A new study published in the New England Journal of Medicine shows that norovirus was responsible for nearly 1 million pediatric medical care visits for 2009 and 2010 in the United States, translating into hundreds of millions of dollars in treatment costs each year, the Centers for Disease Control and Prevention said today.

"Infants and young children are very susceptible to norovirus infections, which often result in a high risk of getting dehydrated from the sudden onset of intense vomiting and severe diarrhea," said Dr. Daniel Payne, an epidemiologist in the Division of Viral Diseases at the CDC, in a press release. The virus has also been responsible for sickening hundreds of school-age children at one site, like in this case in 2010.

The study estimates that 1 in 278 U.S. children will be hospitalized for norovirus illness by the time they are 5. About 1 in 14 will visit an emergency room because of it, and 1 in 6 will receive outpatient care for norovirus infections.

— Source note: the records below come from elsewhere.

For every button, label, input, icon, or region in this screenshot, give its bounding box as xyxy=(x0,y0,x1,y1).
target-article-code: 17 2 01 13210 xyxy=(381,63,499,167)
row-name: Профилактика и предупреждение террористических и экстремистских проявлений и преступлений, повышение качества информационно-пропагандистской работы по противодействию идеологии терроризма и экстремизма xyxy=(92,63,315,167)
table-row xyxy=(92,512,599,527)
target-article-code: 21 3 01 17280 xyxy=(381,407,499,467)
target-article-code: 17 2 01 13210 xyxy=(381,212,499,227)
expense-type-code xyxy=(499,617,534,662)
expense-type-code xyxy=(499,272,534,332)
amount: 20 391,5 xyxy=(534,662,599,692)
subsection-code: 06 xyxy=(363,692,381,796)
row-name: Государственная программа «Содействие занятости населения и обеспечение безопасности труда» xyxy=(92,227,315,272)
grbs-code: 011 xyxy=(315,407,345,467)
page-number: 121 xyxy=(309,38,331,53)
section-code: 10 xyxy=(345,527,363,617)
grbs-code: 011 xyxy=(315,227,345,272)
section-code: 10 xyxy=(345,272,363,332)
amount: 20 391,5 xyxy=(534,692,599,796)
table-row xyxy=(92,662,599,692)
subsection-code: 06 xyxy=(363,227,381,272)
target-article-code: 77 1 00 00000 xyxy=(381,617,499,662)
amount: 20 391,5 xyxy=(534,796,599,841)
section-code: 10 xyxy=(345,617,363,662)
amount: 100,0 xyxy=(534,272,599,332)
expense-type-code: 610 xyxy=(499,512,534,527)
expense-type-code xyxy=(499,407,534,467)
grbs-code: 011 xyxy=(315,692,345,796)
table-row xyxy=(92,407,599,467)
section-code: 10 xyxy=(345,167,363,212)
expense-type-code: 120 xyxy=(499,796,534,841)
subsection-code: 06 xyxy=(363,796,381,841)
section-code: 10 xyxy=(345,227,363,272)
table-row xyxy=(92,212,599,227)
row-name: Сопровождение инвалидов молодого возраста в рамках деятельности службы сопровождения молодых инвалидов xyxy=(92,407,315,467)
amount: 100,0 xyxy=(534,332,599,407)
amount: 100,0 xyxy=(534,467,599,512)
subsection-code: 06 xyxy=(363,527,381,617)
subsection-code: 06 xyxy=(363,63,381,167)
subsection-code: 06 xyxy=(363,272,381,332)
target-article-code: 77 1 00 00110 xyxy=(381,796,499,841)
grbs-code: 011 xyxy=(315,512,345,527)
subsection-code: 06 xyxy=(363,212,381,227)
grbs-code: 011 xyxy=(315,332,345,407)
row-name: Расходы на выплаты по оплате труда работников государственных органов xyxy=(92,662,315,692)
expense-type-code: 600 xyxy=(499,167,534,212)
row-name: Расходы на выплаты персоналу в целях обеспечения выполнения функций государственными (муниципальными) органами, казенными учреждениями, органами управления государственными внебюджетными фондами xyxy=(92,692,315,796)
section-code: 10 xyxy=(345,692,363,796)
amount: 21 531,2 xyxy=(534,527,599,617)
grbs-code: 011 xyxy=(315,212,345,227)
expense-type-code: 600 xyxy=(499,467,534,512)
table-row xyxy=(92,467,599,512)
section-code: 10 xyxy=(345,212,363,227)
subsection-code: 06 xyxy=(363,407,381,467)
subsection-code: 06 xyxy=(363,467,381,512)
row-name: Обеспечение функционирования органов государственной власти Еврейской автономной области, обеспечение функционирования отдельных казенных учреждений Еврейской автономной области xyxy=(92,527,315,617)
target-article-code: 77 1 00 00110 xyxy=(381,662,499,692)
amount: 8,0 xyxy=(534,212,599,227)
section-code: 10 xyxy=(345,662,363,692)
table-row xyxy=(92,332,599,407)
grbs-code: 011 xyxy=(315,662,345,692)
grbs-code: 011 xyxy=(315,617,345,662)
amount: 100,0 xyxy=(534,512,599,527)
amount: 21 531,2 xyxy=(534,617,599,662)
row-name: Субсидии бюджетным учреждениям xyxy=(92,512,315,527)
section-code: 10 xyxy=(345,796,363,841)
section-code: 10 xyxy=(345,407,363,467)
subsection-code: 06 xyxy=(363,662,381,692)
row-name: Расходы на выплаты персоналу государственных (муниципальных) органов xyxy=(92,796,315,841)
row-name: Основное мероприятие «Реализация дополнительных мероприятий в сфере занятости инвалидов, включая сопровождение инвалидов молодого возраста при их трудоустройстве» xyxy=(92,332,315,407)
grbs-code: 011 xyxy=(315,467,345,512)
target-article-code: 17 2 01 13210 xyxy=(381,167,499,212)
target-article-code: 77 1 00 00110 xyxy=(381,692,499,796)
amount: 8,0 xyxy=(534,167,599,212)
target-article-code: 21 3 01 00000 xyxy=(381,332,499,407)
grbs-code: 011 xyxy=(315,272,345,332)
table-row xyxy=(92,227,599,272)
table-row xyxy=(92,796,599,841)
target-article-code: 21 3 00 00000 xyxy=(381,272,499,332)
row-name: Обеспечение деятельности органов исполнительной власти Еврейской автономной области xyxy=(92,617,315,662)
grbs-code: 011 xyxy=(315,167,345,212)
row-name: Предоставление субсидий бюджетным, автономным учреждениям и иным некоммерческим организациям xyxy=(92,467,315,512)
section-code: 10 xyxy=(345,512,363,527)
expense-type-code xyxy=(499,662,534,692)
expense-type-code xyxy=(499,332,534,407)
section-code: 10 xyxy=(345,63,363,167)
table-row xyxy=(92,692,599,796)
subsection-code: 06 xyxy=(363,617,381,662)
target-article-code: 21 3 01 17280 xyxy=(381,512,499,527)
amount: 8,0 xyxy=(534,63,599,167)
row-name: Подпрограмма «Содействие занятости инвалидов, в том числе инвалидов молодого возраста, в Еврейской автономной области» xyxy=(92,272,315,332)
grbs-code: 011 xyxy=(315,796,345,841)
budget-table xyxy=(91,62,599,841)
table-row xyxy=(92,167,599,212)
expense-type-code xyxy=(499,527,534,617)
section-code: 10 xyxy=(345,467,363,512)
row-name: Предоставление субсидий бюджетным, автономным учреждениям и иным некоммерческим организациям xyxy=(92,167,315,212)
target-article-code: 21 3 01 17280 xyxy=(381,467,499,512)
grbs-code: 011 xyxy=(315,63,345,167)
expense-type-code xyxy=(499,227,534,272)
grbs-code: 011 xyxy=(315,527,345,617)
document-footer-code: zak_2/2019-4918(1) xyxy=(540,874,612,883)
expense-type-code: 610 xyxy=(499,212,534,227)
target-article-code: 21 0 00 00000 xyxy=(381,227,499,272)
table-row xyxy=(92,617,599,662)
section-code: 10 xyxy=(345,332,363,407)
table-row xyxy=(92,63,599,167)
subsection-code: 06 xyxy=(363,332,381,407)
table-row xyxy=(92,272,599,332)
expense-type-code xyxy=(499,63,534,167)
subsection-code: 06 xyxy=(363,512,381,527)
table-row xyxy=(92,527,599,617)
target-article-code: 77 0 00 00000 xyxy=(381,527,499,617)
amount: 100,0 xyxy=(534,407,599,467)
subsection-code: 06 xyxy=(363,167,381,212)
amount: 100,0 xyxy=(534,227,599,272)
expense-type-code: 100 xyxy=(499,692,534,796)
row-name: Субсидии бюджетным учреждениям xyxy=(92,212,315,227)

To draw their conclusions, researchers tracked 141,000 infants and young children in three counties requiring medical care for acute gastroenteritis, which causes inflammation of the stomach and intestines, from October 2008 through September 2010. Lab tests confirmed the children's illness was prompted by norovirus.

Norovirus was detected in 21 percent of the 1,295 cases of acute gastroenteritis, while rotavirus—for which there has been a vaccine for more than a decade—was found to be the culprit in only 12 percent of the cases.

"Our study reinforces the success of the U.S. rotavirus vaccination program and also emphasizes the value of specific interventions to protect against norovirus illness," Payne said.

The virus spreads mostly through close contact with infected people, and also through contaminated food, water and hard surfaces. The best ways to reduce the risk of an infection are proper hand washing, safe food handling, and good hygiene.